On the other hand, the 3D hFOB microsphere, after 7 days of cultivation, exhibits an increase in the colonization of the surface of the PLA fiber membrane (Figure 6D–F). In the micrographs, a zone of high growth in the topographical surface membrane from the periphery of the microsphere of around 91.28 ± 2.38 μm could be observed, and the growth occurred in a guided manner due to the presence of the polymeric fibers around the microsphere, allowing for greater interactions amongst the viable cells that are exiting the growth zone (Figure 6E,F).
A similar behavior could be observed in the 3D DP-MSC microsphere, whereby the cells that move away from the periphery remain viable and colonize the surface topography of the membrane at approximately 193.84 ± 7.22 μm (Figure 7D–F). Moreover, the growth and colonization of the cells continues to occur radially with specific points of greater covering and interactions with the random orientation of the fiber surface of the PLA membrane (Figure 7E,F).

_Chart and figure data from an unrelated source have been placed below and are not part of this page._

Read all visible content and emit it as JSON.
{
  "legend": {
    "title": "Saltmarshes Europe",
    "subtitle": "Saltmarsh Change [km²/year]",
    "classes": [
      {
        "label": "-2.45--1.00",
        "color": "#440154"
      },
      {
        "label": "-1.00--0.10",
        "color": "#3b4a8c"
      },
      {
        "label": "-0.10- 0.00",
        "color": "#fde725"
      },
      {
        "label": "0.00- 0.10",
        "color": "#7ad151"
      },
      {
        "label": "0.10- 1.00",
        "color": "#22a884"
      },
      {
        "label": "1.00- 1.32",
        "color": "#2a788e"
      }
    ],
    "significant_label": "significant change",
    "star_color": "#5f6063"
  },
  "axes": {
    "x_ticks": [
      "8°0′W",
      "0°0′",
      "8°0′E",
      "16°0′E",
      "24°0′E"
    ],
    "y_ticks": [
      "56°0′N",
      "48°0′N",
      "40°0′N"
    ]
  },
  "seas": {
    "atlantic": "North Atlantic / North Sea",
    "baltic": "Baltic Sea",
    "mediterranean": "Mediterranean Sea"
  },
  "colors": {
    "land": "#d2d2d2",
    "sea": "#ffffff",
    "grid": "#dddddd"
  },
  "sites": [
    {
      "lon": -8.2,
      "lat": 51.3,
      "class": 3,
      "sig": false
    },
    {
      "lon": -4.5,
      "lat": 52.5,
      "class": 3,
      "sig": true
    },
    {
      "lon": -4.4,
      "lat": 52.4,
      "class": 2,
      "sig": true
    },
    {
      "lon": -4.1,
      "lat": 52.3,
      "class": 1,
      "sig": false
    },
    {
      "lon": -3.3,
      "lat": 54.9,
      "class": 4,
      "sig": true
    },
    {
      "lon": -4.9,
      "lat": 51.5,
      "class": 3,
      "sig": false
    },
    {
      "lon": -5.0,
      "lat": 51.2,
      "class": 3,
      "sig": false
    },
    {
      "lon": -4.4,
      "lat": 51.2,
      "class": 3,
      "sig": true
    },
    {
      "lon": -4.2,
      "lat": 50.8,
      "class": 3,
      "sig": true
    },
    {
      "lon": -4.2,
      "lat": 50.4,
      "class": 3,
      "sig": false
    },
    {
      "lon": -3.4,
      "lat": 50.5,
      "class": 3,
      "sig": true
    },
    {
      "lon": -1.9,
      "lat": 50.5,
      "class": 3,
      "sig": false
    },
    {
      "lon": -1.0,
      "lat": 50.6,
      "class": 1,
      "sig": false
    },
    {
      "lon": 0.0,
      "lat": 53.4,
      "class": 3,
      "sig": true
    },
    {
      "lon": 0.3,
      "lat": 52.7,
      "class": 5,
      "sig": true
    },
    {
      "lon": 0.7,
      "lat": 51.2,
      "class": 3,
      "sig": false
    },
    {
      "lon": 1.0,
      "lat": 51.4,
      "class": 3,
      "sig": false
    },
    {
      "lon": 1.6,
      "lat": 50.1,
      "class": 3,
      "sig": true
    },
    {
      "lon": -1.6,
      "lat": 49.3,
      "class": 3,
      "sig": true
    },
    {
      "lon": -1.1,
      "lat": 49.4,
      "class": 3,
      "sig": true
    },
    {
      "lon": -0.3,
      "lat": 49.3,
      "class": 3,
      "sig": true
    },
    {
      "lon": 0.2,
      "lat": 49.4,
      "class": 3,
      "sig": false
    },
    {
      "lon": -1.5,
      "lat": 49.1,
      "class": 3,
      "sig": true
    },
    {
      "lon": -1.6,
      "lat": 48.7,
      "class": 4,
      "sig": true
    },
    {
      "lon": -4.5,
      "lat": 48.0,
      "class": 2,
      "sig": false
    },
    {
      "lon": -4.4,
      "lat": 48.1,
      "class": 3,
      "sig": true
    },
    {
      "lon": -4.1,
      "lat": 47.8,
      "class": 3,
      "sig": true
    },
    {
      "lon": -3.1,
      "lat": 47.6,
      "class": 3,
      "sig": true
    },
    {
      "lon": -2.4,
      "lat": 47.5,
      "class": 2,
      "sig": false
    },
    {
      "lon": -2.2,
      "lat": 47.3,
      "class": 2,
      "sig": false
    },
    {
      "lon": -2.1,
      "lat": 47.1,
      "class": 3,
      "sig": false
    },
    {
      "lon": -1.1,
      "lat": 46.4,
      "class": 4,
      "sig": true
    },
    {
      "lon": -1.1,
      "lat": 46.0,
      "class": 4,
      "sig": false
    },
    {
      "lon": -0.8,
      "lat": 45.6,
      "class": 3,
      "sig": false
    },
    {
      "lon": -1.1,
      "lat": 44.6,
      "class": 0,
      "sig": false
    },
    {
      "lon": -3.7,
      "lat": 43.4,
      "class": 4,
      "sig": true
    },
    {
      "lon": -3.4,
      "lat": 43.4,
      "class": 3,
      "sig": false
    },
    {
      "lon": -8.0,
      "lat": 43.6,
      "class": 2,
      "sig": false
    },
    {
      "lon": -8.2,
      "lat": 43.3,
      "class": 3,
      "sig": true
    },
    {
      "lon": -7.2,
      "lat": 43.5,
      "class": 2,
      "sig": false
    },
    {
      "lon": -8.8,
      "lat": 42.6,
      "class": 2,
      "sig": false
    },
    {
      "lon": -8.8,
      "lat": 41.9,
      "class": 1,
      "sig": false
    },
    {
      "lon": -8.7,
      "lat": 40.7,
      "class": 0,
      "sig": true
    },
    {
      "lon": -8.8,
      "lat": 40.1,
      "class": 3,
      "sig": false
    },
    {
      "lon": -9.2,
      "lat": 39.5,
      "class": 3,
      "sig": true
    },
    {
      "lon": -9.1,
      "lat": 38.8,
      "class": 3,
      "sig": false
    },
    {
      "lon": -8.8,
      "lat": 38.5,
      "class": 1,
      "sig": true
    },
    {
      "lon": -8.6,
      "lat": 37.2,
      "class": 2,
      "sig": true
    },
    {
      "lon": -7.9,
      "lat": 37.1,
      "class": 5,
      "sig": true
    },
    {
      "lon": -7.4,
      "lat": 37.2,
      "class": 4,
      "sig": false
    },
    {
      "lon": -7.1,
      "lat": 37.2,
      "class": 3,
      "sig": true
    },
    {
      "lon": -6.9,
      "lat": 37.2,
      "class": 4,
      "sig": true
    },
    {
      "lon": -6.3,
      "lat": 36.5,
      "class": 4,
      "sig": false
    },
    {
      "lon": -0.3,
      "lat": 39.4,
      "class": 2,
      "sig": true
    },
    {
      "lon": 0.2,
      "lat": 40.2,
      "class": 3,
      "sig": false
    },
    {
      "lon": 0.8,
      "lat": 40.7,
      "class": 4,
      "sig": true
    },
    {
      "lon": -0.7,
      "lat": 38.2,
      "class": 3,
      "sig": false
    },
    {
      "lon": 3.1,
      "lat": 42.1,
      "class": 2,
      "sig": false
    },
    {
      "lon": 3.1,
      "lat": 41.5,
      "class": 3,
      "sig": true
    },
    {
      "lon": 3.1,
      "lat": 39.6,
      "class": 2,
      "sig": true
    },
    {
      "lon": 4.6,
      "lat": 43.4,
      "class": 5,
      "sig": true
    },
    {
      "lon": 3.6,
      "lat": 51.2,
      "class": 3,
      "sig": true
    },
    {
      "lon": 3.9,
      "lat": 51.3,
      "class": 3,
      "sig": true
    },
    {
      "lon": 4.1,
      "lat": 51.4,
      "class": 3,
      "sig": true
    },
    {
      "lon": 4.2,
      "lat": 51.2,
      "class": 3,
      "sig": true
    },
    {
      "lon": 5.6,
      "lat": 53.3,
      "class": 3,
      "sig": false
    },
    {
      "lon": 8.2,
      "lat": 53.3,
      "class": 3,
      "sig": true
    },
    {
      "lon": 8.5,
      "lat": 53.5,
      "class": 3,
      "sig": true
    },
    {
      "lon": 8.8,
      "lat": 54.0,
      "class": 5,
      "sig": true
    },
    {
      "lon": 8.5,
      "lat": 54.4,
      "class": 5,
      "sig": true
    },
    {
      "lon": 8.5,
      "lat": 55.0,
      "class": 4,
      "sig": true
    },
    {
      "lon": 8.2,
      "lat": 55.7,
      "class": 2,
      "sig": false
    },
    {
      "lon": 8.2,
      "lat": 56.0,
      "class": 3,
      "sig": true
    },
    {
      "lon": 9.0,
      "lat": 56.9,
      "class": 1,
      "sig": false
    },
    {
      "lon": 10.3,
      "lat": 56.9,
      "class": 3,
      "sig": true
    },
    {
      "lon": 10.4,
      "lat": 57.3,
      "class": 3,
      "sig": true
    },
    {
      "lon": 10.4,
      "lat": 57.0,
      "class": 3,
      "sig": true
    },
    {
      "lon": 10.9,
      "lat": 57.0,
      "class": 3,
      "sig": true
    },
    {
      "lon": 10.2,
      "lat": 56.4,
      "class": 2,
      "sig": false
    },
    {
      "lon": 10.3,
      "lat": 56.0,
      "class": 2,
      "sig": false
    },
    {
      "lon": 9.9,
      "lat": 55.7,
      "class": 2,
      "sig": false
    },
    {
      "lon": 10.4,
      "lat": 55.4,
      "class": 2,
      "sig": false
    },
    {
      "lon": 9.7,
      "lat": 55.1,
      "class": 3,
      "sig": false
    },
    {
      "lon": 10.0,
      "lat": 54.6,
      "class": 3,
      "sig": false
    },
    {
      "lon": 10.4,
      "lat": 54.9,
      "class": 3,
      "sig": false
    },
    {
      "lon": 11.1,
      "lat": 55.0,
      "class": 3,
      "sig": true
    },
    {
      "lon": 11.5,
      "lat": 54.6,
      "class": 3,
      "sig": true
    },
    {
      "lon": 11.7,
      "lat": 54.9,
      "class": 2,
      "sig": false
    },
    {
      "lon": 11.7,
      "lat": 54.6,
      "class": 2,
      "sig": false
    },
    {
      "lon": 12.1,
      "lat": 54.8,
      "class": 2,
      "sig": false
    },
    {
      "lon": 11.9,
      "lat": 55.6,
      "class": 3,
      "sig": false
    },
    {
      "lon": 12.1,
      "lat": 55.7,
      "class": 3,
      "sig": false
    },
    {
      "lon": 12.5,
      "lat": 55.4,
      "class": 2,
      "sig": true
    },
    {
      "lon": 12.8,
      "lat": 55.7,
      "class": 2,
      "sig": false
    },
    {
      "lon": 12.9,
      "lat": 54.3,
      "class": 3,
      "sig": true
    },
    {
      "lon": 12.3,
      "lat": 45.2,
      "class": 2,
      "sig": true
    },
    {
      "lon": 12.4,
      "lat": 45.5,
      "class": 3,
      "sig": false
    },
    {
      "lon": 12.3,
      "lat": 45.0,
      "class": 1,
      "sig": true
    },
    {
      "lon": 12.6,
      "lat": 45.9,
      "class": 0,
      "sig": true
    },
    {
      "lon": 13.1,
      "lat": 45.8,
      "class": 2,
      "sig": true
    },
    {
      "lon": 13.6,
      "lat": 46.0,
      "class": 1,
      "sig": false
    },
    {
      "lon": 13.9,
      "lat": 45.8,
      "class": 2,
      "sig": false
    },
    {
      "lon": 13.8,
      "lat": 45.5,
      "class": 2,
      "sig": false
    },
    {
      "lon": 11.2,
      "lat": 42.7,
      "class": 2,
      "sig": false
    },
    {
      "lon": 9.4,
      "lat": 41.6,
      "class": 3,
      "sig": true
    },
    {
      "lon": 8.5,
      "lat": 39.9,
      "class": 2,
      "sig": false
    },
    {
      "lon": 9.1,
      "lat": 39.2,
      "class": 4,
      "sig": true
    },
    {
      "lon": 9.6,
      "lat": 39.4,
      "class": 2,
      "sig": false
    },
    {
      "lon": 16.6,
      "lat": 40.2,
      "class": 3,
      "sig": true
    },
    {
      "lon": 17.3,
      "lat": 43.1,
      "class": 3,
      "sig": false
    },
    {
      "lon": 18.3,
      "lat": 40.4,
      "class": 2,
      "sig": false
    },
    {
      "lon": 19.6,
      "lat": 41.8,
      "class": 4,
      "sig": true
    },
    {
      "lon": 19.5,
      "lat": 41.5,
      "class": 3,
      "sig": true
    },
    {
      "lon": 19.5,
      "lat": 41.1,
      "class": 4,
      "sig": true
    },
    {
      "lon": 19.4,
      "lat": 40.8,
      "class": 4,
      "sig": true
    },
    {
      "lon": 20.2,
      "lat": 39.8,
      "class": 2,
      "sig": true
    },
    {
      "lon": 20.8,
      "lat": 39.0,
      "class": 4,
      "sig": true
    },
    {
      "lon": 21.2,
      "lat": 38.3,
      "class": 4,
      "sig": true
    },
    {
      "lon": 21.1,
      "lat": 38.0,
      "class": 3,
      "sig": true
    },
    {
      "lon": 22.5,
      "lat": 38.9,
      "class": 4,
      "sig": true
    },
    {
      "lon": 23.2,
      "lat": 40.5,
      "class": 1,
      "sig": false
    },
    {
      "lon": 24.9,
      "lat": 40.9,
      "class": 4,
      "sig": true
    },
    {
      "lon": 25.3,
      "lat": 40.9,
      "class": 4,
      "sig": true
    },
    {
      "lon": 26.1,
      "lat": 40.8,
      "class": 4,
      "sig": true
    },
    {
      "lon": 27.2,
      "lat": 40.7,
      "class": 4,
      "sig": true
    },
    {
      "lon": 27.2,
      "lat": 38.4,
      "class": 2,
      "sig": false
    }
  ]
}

In our results, it is possible to observe the core center related to the senescent and dead cells associated with the limited diffusion of oxygen and nutrients, decreasing cell viability in the inner layers; however, this reduction in the viability does not affect the growth, interaction, and colonization behavior of the cells on the topographical surface of the fibrillar PLA membrane. Moreover, in the micrographs, some zones of the internal structure related to the core center are not completely stained when using DAPI for nuclear localization. A possible explanation could be related to the poor penetration of DAPI staining in the microsphere. This penetration depth can be affected depending on various factors such as the size of the microsphere, the density and compaction of the cell layers, the incubation period used for the labeling, the concentration of the dye, and due to the light-scattering in thick specimens as the microsphere. In addition, we used epifluorescent microscopy as a strategy for end-point fluorescence images of fixed microspheres that limited the analysis. A possible strategy to solve this limitation could be the microsphere clearing technique that enables 3D volumetric imaging by reducing light-scattering and improving the penetration of label dye staining [27,28].

4. Discussion

Bones perform important functions in life, such as providing mechanical support for locomotion, protecting organs, and controlling mineral homeostasis. These functional properties are affected by diseases or traumas that cause bone defects so that the bone itself cannot be regenerated. To solve this issue of diminished capacity induced by bone defects, bone tissue engineering is seeking new alternatives to achieve or help the regeneration of bone tissue, and one of those strategies is through the use of mesenchymal stem cells (MSC).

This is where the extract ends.